The significance extends beyond the size of the financing. Investors are not simply backing a mortgage lender. They are backing a company that sits across lending, distribution, servicing, commercial real estate finance, and financial infrastructure through nesto, CMLS, and Nesto Cloud. The broader implication is difficult to miss: capital is increasingly flowing toward companies that own the infrastructure layer of financial services rather than just the customer interface.

What Happened

nesto announced a $302M Series E financing round, valuing the company at $1.47B and further cementing its position as one of Canada's largest mortgage technology platforms. The financing attracted a mix of institutional investors and returning backers, creating one of the largest Canadian fintech funding rounds announced in 2026. Readers tracking broader venture activity can compare this deal against other major financings through DevCuration's Where the Money Moved coverage and ongoing analysis of the Canadian startup ecosystem.

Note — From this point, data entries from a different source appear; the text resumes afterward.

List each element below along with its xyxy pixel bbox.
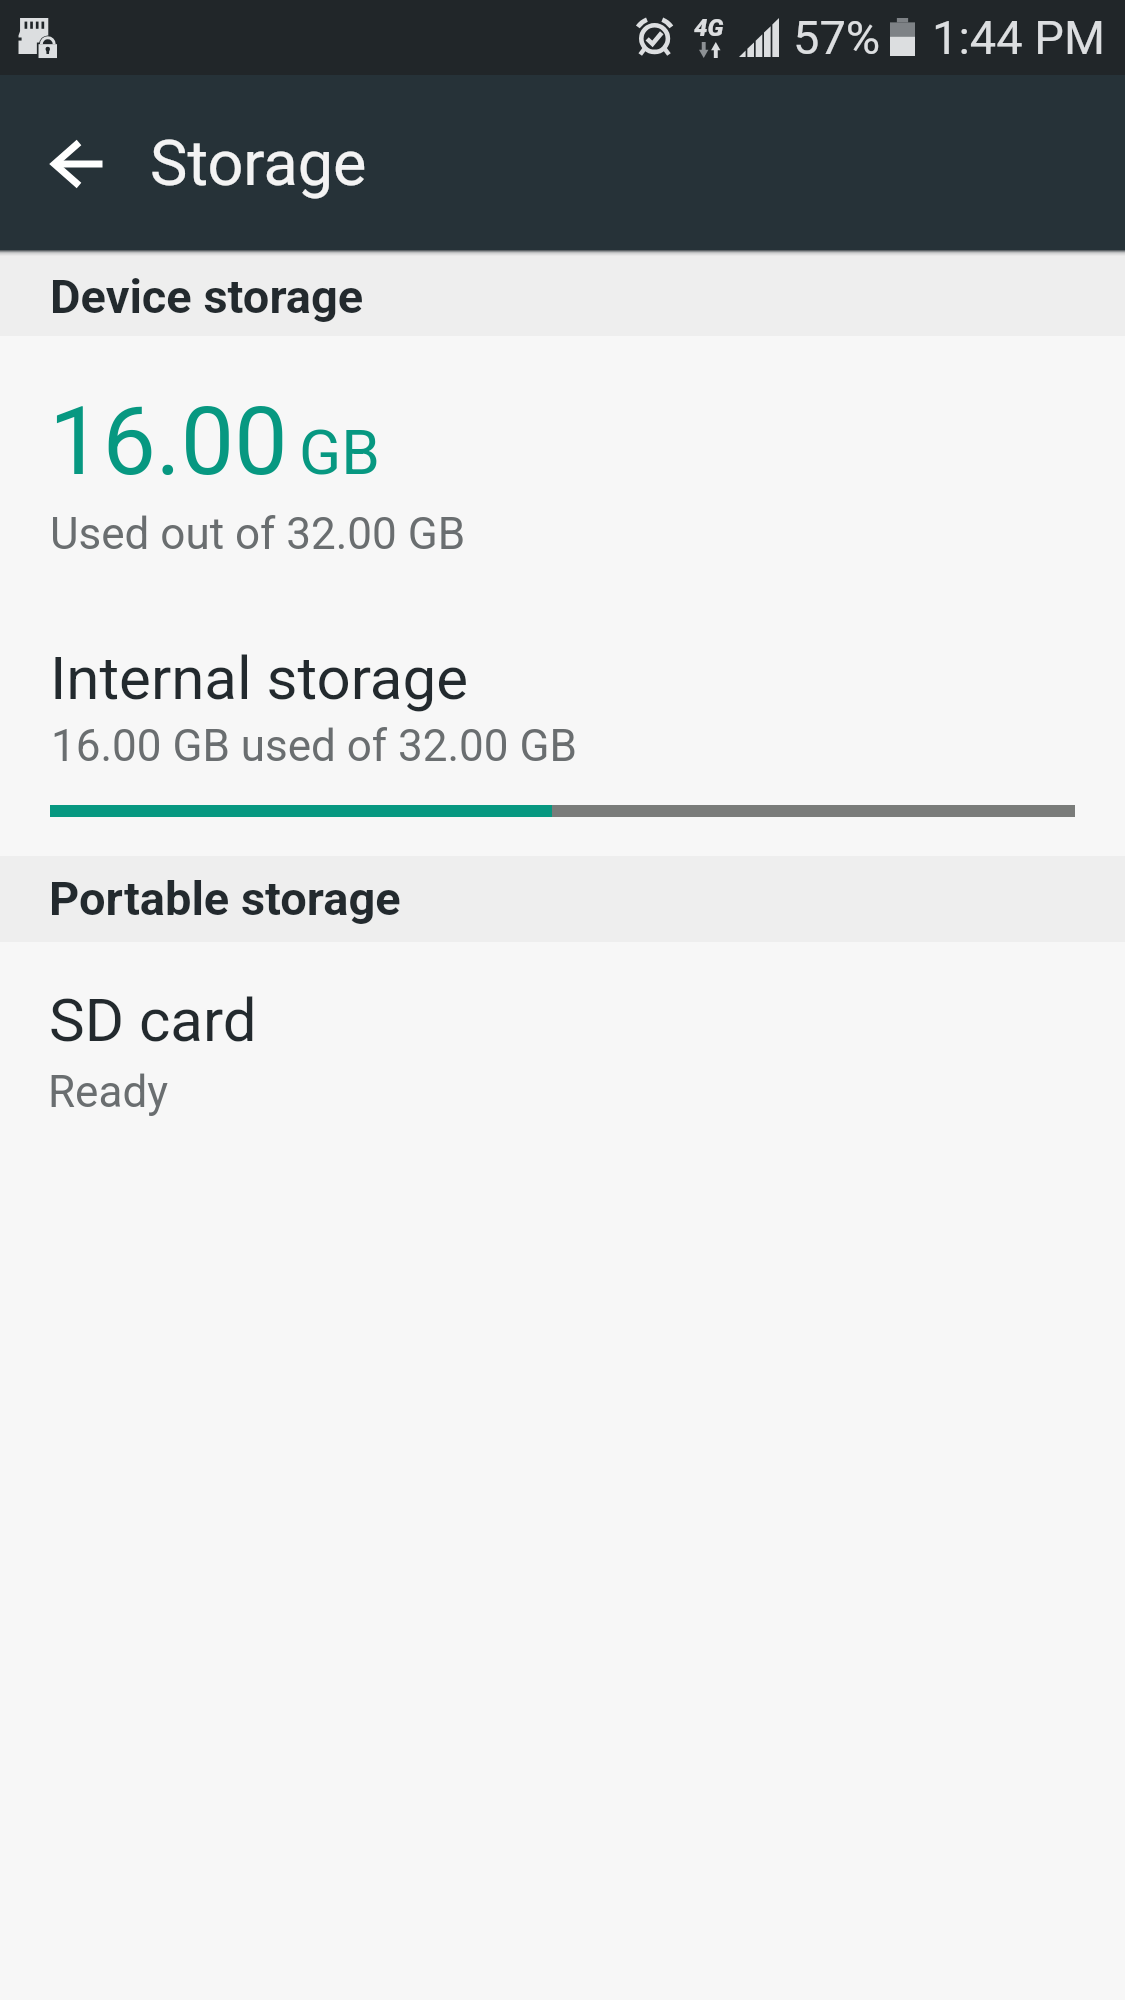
staticText: 16.00 (49, 386, 288, 497)
button[interactable]: SD card (0, 942, 1125, 1132)
staticText: 16.00 GB used of 32.00 GB (51, 720, 577, 772)
staticText: Ready (48, 1066, 169, 1118)
staticText: Portable storage (49, 871, 401, 926)
button[interactable]: Internal storage (0, 600, 1125, 840)
staticText: SD card (49, 985, 257, 1055)
other: SD card locked (18, 18, 57, 57)
staticText: Device storage (50, 269, 364, 324)
button[interactable]: Navigate up (15, 107, 139, 221)
staticText: Used out of 32.00 GB (50, 508, 466, 560)
staticText: GB (299, 416, 380, 489)
staticText: 1:44 PM (932, 10, 1105, 65)
staticText: Storage (150, 127, 367, 201)
staticText: 57% (793, 10, 881, 65)
staticText: Internal storage (50, 643, 469, 713)
staticText: 4G (694, 14, 724, 42)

The company was founded by Malik Yacoubi (CEO), Karim Benabdallah (CTO), Damien Charbonneau (COO), and Chase Belair (Principal Broker). Since launching in 2018, the team has steadily expanded beyond consumer mortgage origination into commercial lending, mortgage servicing, broker distribution, and enterprise software infrastructure. That evolution matters because nesto no longer fits neatly into a single category. Calling it a mortgage lender is technically accurate in the same way calling a modern airport a parking lot would be technically accurate. The description misses the scale of the platform that has been built around the original product.

Today, nesto operates through multiple business units, including consumer-facing mortgage services, commercial lending operations through CMLS, and institutional technology offerings through Nesto Cloud.

Why This Matters

Fintech spent the better part of a decade convincing investors that customer acquisition was the entire game. Then interest rates rose. Suddenly, economics mattered again. Infrastructure mattered. Efficiency mattered. Investors started asking questions that sounded suspiciously like business questions. The nesto financing reflects that shift.

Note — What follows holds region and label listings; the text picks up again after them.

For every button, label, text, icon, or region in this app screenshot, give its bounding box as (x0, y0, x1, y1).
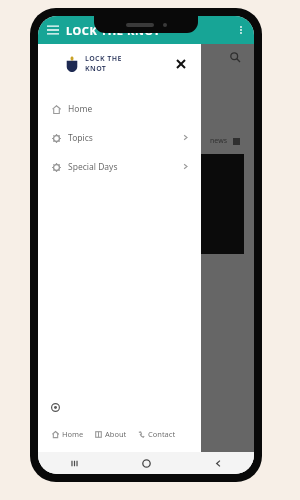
button[interactable]: Topics (38, 123, 201, 152)
button[interactable]: Home (38, 94, 201, 123)
button[interactable]: Home (110, 452, 182, 474)
button[interactable]: Language (51, 398, 69, 416)
staticText: About (105, 429, 127, 439)
staticText: news (210, 136, 227, 146)
button[interactable]: Contact (137, 426, 176, 442)
staticText: Special Days (68, 161, 118, 173)
button[interactable]: Back (182, 452, 254, 474)
button[interactable]: About (94, 426, 127, 442)
staticText: Contact (148, 429, 176, 439)
button[interactable]: Recent apps (38, 452, 110, 474)
staticText: Topics (68, 132, 93, 144)
button[interactable]: Open navigation menu (42, 19, 64, 41)
staticText: LOCK THE KNOT (66, 23, 161, 38)
button[interactable]: More options (231, 20, 251, 40)
staticText: KNOT (85, 64, 107, 74)
button[interactable]: Special Days (38, 152, 201, 181)
staticText: Home (68, 103, 93, 115)
button[interactable]: Home (51, 426, 84, 442)
button[interactable]: Close menu (171, 54, 191, 74)
staticText: Home (62, 429, 84, 439)
staticText: LOCK THE (85, 54, 122, 64)
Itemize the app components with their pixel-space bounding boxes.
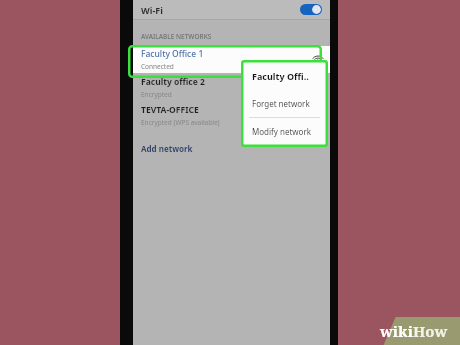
button[interactable]: Modify network: [243, 118, 326, 145]
staticText: Encrypted (WPS available): [141, 118, 220, 127]
staticText: AVAILABLE NETWORKS: [141, 32, 212, 41]
staticText: Forget network: [252, 98, 310, 109]
staticText: Faculty Offi..: [252, 70, 309, 82]
staticText: Connected: [141, 62, 174, 71]
staticText: How: [413, 321, 448, 341]
staticText: Encrypted: [141, 90, 172, 99]
other: Secured Wi-Fi signal: [313, 54, 324, 65]
staticText: Add network: [141, 143, 193, 154]
staticText: Faculty office 2: [141, 76, 205, 88]
button[interactable]: TEVTA-OFFICE: [133, 101, 330, 129]
staticText: Wi-Fi: [141, 4, 163, 16]
button[interactable]: Faculty Offi..: [243, 62, 326, 89]
staticText: TEVTA-OFFICE: [141, 104, 199, 116]
staticText: Faculty Office 1: [141, 48, 204, 60]
staticText: Modify network: [252, 126, 312, 137]
button[interactable]: Forget network: [243, 89, 326, 117]
button[interactable]: Faculty Office 1: [133, 46, 330, 73]
staticText: wiki: [380, 321, 413, 341]
button[interactable]: Add network: [133, 137, 330, 159]
button[interactable]: Faculty office 2: [133, 73, 330, 101]
button[interactable]: Wi-Fi: [133, 0, 330, 19]
button[interactable]: Wi-Fi toggle: [300, 4, 322, 15]
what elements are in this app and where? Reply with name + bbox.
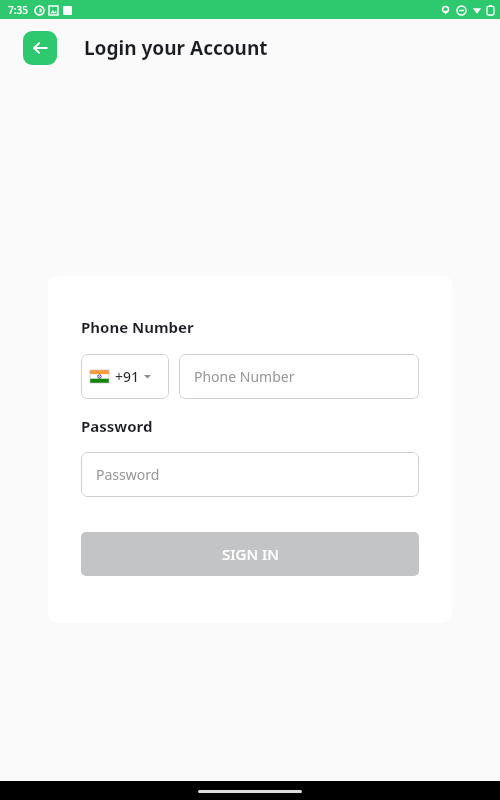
button[interactable]: Password: [81, 452, 419, 497]
staticText: Phone Number: [81, 317, 194, 337]
staticText: Password: [96, 465, 160, 484]
button[interactable]: +91: [81, 354, 169, 399]
staticText: SIGN IN: [222, 544, 279, 564]
staticText: Login your Account: [84, 35, 268, 61]
button[interactable]: Phone Number: [179, 354, 419, 399]
button[interactable]: Back: [23, 31, 57, 65]
staticText: Password: [81, 416, 153, 436]
staticText: Phone Number: [194, 367, 295, 386]
staticText: 7:35: [8, 3, 28, 17]
button[interactable]: SIGN IN: [81, 532, 419, 576]
staticText: +91: [115, 367, 140, 386]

The company reported profitability alongside significant scale metrics, including more than $37B in mortgage originations and $80B in mortgages under administration. Those figures stand out in an environment where many venture-backed financial technology companies are still navigating the path toward sustainable economics. For sophisticated investors, profitability often functions as a credibility accelerant. Growth attracts attention. Durable economics keep attention. That distinction helps explain why firms such as La Caisse and Fidelity Investments Canada participated in the round. Similar themes are appearing across DevCuration's coverage of venture capital market intelligence and evolving frameworks around fintech profitability.

Market Context

The Canadian fintech sector has experienced a noticeable shift over the past several years. Investors who once prioritized growth at any cost have increasingly rewarded operational discipline, profitability, and infrastructure ownership. The Series E follows previous funding rounds including a $76M Series B, $80M Series C, and $76M Series D, reflecting sustained investor confidence throughout multiple market cycles.

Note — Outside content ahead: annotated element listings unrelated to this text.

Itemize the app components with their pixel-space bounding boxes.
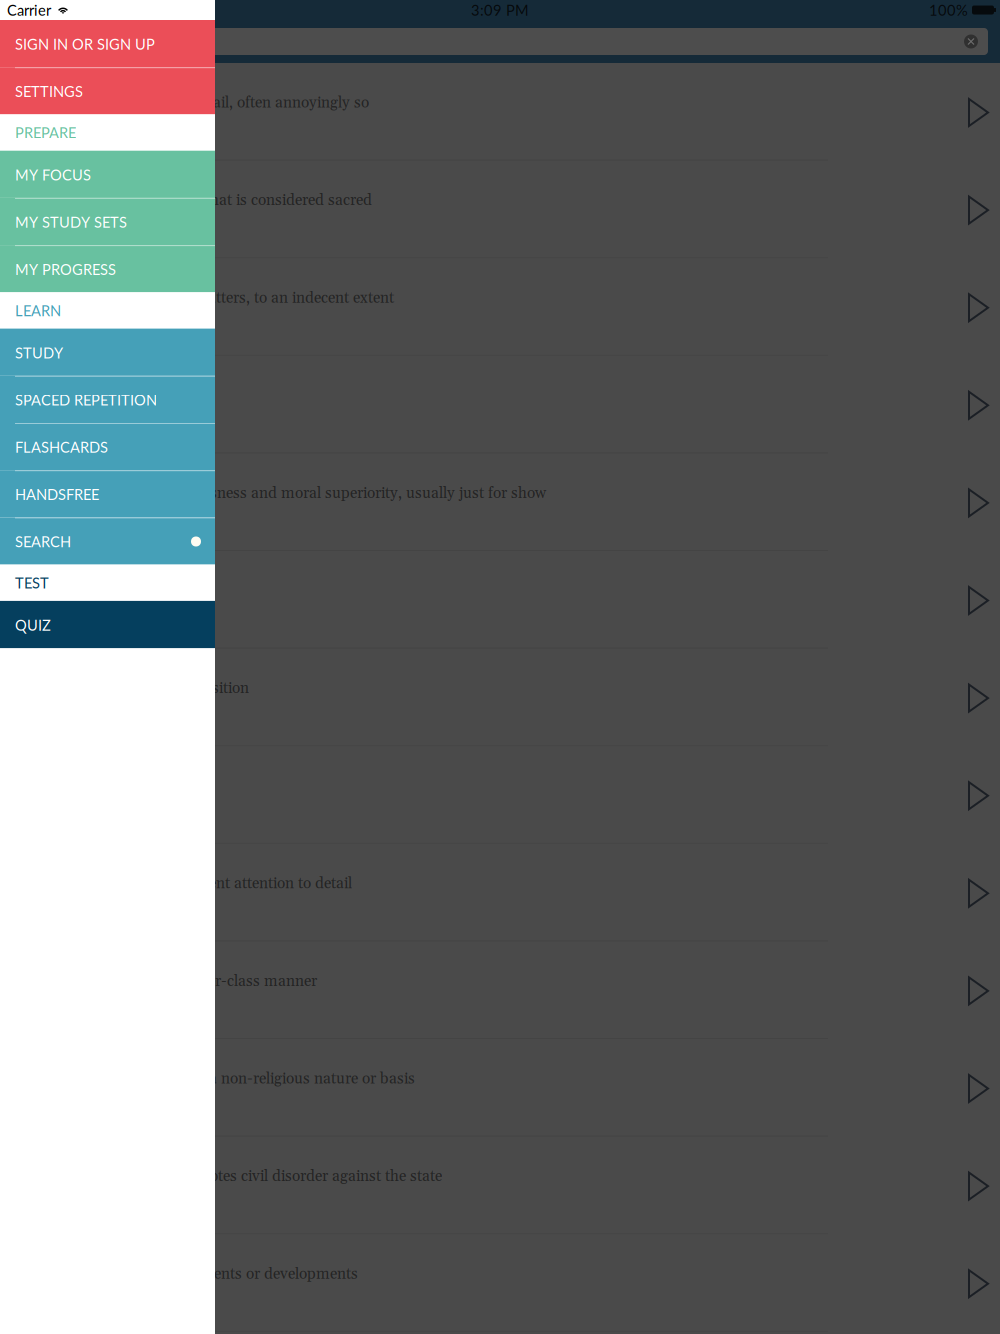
button[interactable]: sartorial [0,649,1000,746]
staticText: HANDSFREE [15,486,99,503]
button[interactable]: prurient [0,258,1000,356]
button[interactable]: HANDSFREE [0,470,215,517]
staticText: showing dedication and diligent attentio… [16,874,352,894]
button[interactable]: sardonic [0,551,1000,649]
button[interactable]: MY STUDY SETS [0,198,215,245]
button[interactable]: SPACED REPETITION [0,376,215,423]
button[interactable]: profane [0,161,1000,258]
staticText: Carrier [7,1,51,19]
button[interactable]: SEARCH [0,517,215,565]
button[interactable]: SIGN IN OR SIGN UP [0,20,215,67]
staticText: FLASHCARDS [15,438,108,456]
staticText: not respectful of or towards that is con… [16,191,372,210]
staticText: MY STUDY SETS [15,213,127,231]
staticText: prurient [16,266,71,286]
button[interactable]: FLASHCARDS [0,423,215,470]
staticText: denoting attitudes that have a non-relig… [16,1069,415,1089]
button[interactable]: secular [0,1039,1000,1137]
button[interactable]: MY FOCUS [0,151,215,198]
button[interactable]: sedate [0,941,1000,1039]
button[interactable]: SETTINGS [0,67,215,114]
staticText: SPACED REPETITION [15,391,157,409]
staticText: sardonic [16,559,74,579]
button[interactable]: seditious [0,1137,1000,1234]
button[interactable]: seminal [0,1234,1000,1332]
button[interactable]: STUDY [0,329,215,376]
staticText: relating to tailoring or composition [16,679,249,698]
staticText: calm and unhurried; an upper-class manne… [16,972,317,991]
staticText: MY PROGRESS [15,260,116,278]
staticText: pretending to moral righteousness and mo… [16,484,546,503]
staticText: strongly influencing future events or de… [16,1264,358,1284]
staticText: TEST [15,574,49,592]
button[interactable]: sedulous [0,844,1000,941]
staticText: sanctimonious [16,462,115,481]
button[interactable]: reticent [0,356,1000,453]
button[interactable]: sanctimonious [0,453,1000,551]
staticText: too concerned with minor detail, often a… [16,93,369,113]
button[interactable]: scrupulous [0,746,1000,844]
button[interactable]: MY PROGRESS [0,245,215,292]
staticText: QUIZ [15,616,51,634]
staticText: speech or conduct that promotes civil di… [16,1167,442,1186]
staticText: 100% [929,1,968,19]
staticText: showing interest in sexual matters, to a… [16,288,394,308]
button[interactable]: QUIZ [0,601,215,648]
staticText: SIGN IN OR SIGN UP [15,35,155,53]
staticText: PREPARE [15,124,76,141]
staticText: profane [16,169,68,188]
staticText: MY FOCUS [15,166,91,184]
staticText: not revealing one's thoughts [16,386,205,406]
button[interactable]: pedantic [0,63,1000,161]
staticText: SETTINGS [15,82,83,100]
staticText: grimly mocking or cynical [16,581,191,601]
staticText: SEARCH [15,533,71,550]
staticText: reticent [16,364,66,384]
staticText: 3:09 PM [471,1,529,19]
staticText: LEARN [15,302,61,319]
staticText: pedantic [16,71,74,91]
staticText: STUDY [15,344,63,362]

Canada's mortgage market is estimated at approximately $2.1T, according to the Canada Mortgage and Housing Corporation (CMHC). That makes mortgage finance one of the country's largest financial sectors. Historically, the mortgage experience has been fragmented. Consumers interact with brokers, banks, lenders, servicers, insurers, and advisors, often moving between disconnected systems throughout the process.

That fragmentation created an opportunity. Companies such as nesto have spent years attempting to consolidate portions of that experience into a more integrated ecosystem. While the consumer experience receives most of the public attention, the larger opportunity often sits behind the scenes inside underwriting workflows, servicing operations, compliance processes, capital markets infrastructure, and lender technology. Mortgage lending may look like a financial product from the outside. From the inside, it increasingly resembles a software problem.

Competitive Landscape

The Canadian mortgage market has no shortage of lenders. What remains scarce are platforms capable of operating across multiple layers of the ecosystem simultaneously. Through nesto, CMLS, and Nesto Cloud, the company participates in consumer lending, commercial lending, broker distribution, servicing, and technology infrastructure. That diversification creates multiple growth vectors while reducing dependence on any single channel.

The strategy mirrors a broader trend emerging across financial services. Rather than competing solely on rates or marketing, firms are increasingly competing on operational efficiency, automation, distribution, and data. In other words, the battle is moving beneath the surface. Customers may see mortgages. Investors increasingly see infrastructure.

What This Signals

The financing signals growing investor confidence in 3 themes: profitability, infrastructure ownership, and workflow automation. Infrastructure businesses are attracting premium attention relative to companies focused exclusively on front-end experiences, while artificial intelligence and automation are becoming core priorities across financial services.

nesto stated that the new capital will support deployment of Nesto Cloud, the company's lending technology platform, across mortgage financing and broader financial services markets. The message is clear: technology is no longer an enhancement to lending businesses. Technology is increasingly the business itself. This is the same trend driving increased attention toward AI infrastructure in financial services and enterprise software platforms that sit beneath consumer-facing brands.

The Bigger Industry Shift

A decade ago, fintech disruption was often framed as startups versus banks. That framing now feels outdated. The more important competition centers on who controls the infrastructure connecting lenders, borrowers, brokers, capital providers, and servicing platforms. The winners may not be the companies with the loudest brands. They may be the companies that quietly become essential.

That is why this funding round matters beyond nesto itself. It offers another signal that investors increasingly value the platforms enabling financial services, not just the products consumers interact with on the surface. Canada's mortgage market is enormous. The infrastructure supporting that market is still evolving. Investors appear to believe nesto has positioned itself close to the center of that evolution, reinforcing its role within the Canadian fintech sector and the broader financial infrastructure landscape.

Frequently Asked Questions

What is nesto?

nesto is a Montreal-based mortgage technology and financing platform that operates across consumer lending, commercial lending, mortgage servicing, and financial infrastructure through nesto, CMLS, and Nesto Cloud.

How much funding did nesto raise?

nesto raised $302M in Series E financing at a $1.47B valuation.

Who invested in nesto's Series E?

Investors included La Caisse, Fidelity Investments Canada, PICTON Investments, Endeavor Catalyst, Portage, Diagram, NAventures, Fonds de solidarité FTQ, and Fondaction.

Who founded nesto?

nesto was founded by Malik Yacoubi, Karim Benabdallah, Damien Charbonneau, and Chase Belair in 2018.

What is Nesto Cloud?

Nesto Cloud is nesto's lending technology platform designed to help financial institutions modernize mortgage and lending operations.

Is nesto profitable?

According to the Series E announcement, nesto stated that it is profitable while managing more than $80B in mortgages under administration.

Why does this funding round matter?

The financing highlights investor interest in profitable fintech infrastructure companies and the growing importance of technology platforms in mortgage lending.

What market does nesto operate in?

nesto operates within Canada's mortgage market, which the company cites as approximately $2.1T in size, based on data from CMHC.